LIDIK NEWS. COM | ALOR – Adat istiadat adalah salah satu bentuk keberagaman budaya yang harus dilestarikan. Di tengah tantangan modernisasi dan arus globalisasi, identitas kearifan lokal adalah fondasi untuk menciptakan kemajuan suatu bangsa yang berkarakter.
Dalam aktivitas politiknya, Calon Gubernur Nusa Tenggara Timur (NTT) nomor urut satu Yohanis Fransiskus Lema atau yang lebih dikenal sebagai Ansy Lema menyempatkan diri mengunjungi Kampung Adat Takpala yang terletak di Desa Lembur Barat, Kecamatan Alor Tengah Utara, Kabupaten Alor, pada Sabtu (26/10/24).
Alasan pasangan Jane Natalia Suryanto ini mengunjungi kampung adat yang jaraknya tak terlalu jauh dari pusat Kota Kalabahi ini mendasar. Dirinya memegang teguh kepedulian pada adat istiadat dan budaya.
“Kita harus peduli pada adat istiadat dan budaya. Kita tidak boleh lupa. Budaya adalah identitas, jati diri orang NTT. Kemajuan NTT harus merupakan kemajuan yang berkarakter budaya,” ucap Ansy Lema.
Di Kampung Adat Takpala terdapat tiga suku, yaitu Suku Marang, Suku Aweni, dan Suku Kapitang. Ketiga suku ini tinggal dalam naungan Fala Foka, sebutan untuk rumah adat di kampung tersebut.

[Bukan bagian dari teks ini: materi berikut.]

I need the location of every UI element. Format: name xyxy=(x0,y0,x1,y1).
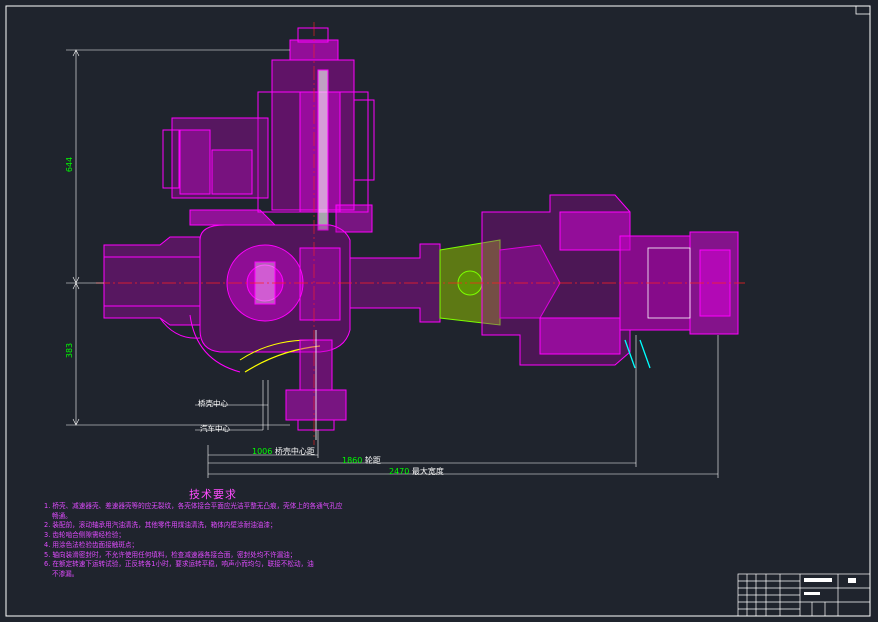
dim-axle-center-label: 桥壳中心距 xyxy=(274,447,315,456)
upper-gear-housing xyxy=(162,27,375,233)
wheel-hub-assembly xyxy=(481,194,739,369)
cad-drawing-canvas: 644 383 1006 桥壳中心距 1860 轮距 2470 最大宽度 桥壳中… xyxy=(0,0,878,622)
dim-height-upper: 644 xyxy=(65,156,75,173)
tech-requirement-item: 3. 齿轮啮合侧隙需经检验； xyxy=(44,531,125,540)
dim-max-width-value: 2470 xyxy=(389,467,410,476)
dim-track-label: 轮距 xyxy=(364,456,381,465)
tech-requirement-item: 2. 装配前，滚动轴承用汽油清洗，其他零件用煤油清洗，箱体内壁涂耐油油漆； xyxy=(44,521,277,530)
dim-track: 1860 轮距 xyxy=(342,455,381,466)
tech-requirements-list: 1. 桥壳、减速器壳、差速器壳等的应无裂纹，各壳体接合平面应光洁平整无凸痕，壳体… xyxy=(44,502,424,580)
tech-requirement-item: 1. 桥壳、减速器壳、差速器壳等的应无裂纹，各壳体接合平面应光洁平整无凸痕，壳体… xyxy=(44,502,343,510)
dim-track-value: 1860 xyxy=(342,456,363,465)
dim-height-lower: 383 xyxy=(65,342,75,359)
dim-axle-center-value: 1006 xyxy=(252,447,273,456)
tech-requirement-item: 不渗漏。 xyxy=(52,569,79,578)
dim-max-width-label: 最大宽度 xyxy=(411,467,444,476)
dim-max-width: 2470 最大宽度 xyxy=(389,466,444,477)
label-vehicle-center-line: 汽车中心 xyxy=(200,424,230,433)
corner-tag xyxy=(855,5,871,15)
tech-requirements-title: 技术要求 xyxy=(189,488,237,501)
tech-requirement-item: 6. 在额定转速下运转试验，正反转各1小时，要求运转平稳，响声小而均匀，联接不松… xyxy=(44,560,314,569)
tech-requirement-item: 畅通。 xyxy=(52,511,72,520)
dim-axle-center: 1006 桥壳中心距 xyxy=(252,446,315,457)
label-axle-center-line: 桥壳中心 xyxy=(198,399,228,408)
left-axle-housing xyxy=(103,236,201,339)
tech-requirement-item: 5. 轴向装滑密封时，不允许使用任何填料，检查减速器各接合面，密封处均不许漏油； xyxy=(44,550,297,559)
tech-requirement-item: 4. 用涂色法检验齿面接触斑点； xyxy=(44,540,139,549)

Di kampung ini, terdapat 13 rumah adat yang terbagi menjadi tiga jenis dengan tingkat kesucian yang berbeda. Yang pertama bernama Fala Foka, berjumlah 13 rumah, rumah ini adalah tempat tinggal masyarakat adat. Yang kedua adalah Kolwat yang berarti perempuan, rumah adat ini memiliki tingkat kesucian yang lebih tinggi dari rumah Fala Foka. Kolwat juga bisa dimasuki oleh semua warga kampung setempat.
Yang ketiga adalah Kanuruat, yang berarti laki-laki. Rumah Kanuruat ini memiliki tingkat kesakralan yang lebih besar dari Fala Foka dan Kolwat.
Kanuruat hanya buka satu kali setiap tahun yakni pada tanggal 20 Juli. Dibukanya Rumah Kanuruat ini menandakan musim tanam yang baru telah tiba. Rumah Kanuruat hanya bisa dimasuki oleh tokoh-tokoh adat tertentu.
Selain menyimpan kearifan lokal dan peninggalan-peninggalan bersejarah, Kampung Adat Takpala juga memiliki produk-produk Usaha Mikro Kecil dan Menengah (UMKM) yang lahir dari tangan-tangan kreatif mama-mama penenun, seperti kain tenun khas Alor, pae-pae (ikat kepala untuk laki-laki) yang terbuat dari bulu ayam jantan, dan kiti-kiti (ikat kepala perempuan) yang terbuat dari anyaman daun lontar.
Gelang, rantai hingga ikat pinggang yang berasal dari kekayaan alam sekitar seperti, batu hitam, kayu kenari, biji pisang hutan, biji gandum, kulit kea (penyu), akar bahar, gading, hingga tulang ikan hiu. Pernak pernik yang berasal dari fosil hewan seperti, tanduk kerbau, ikan buntal, kaki ayam hutan hingga tanduk rusa juga dibuat oleh mama-mama Kampung Adat Takpala.
“Pariwisata NTT harus berbasis pada budaya. Segala bentuk kerajinan tangan yang dibuat oleh mama-mama ini adalah modal budaya yang kuat dan harus kita lestarikan. Kita perlu membuat ekosistem yang baik agar pariwisata berbasis budaya di NTT berkembang,” terang Mantan Anggota Dewan Perwakilan Rakyat (DPR) RI tersebut.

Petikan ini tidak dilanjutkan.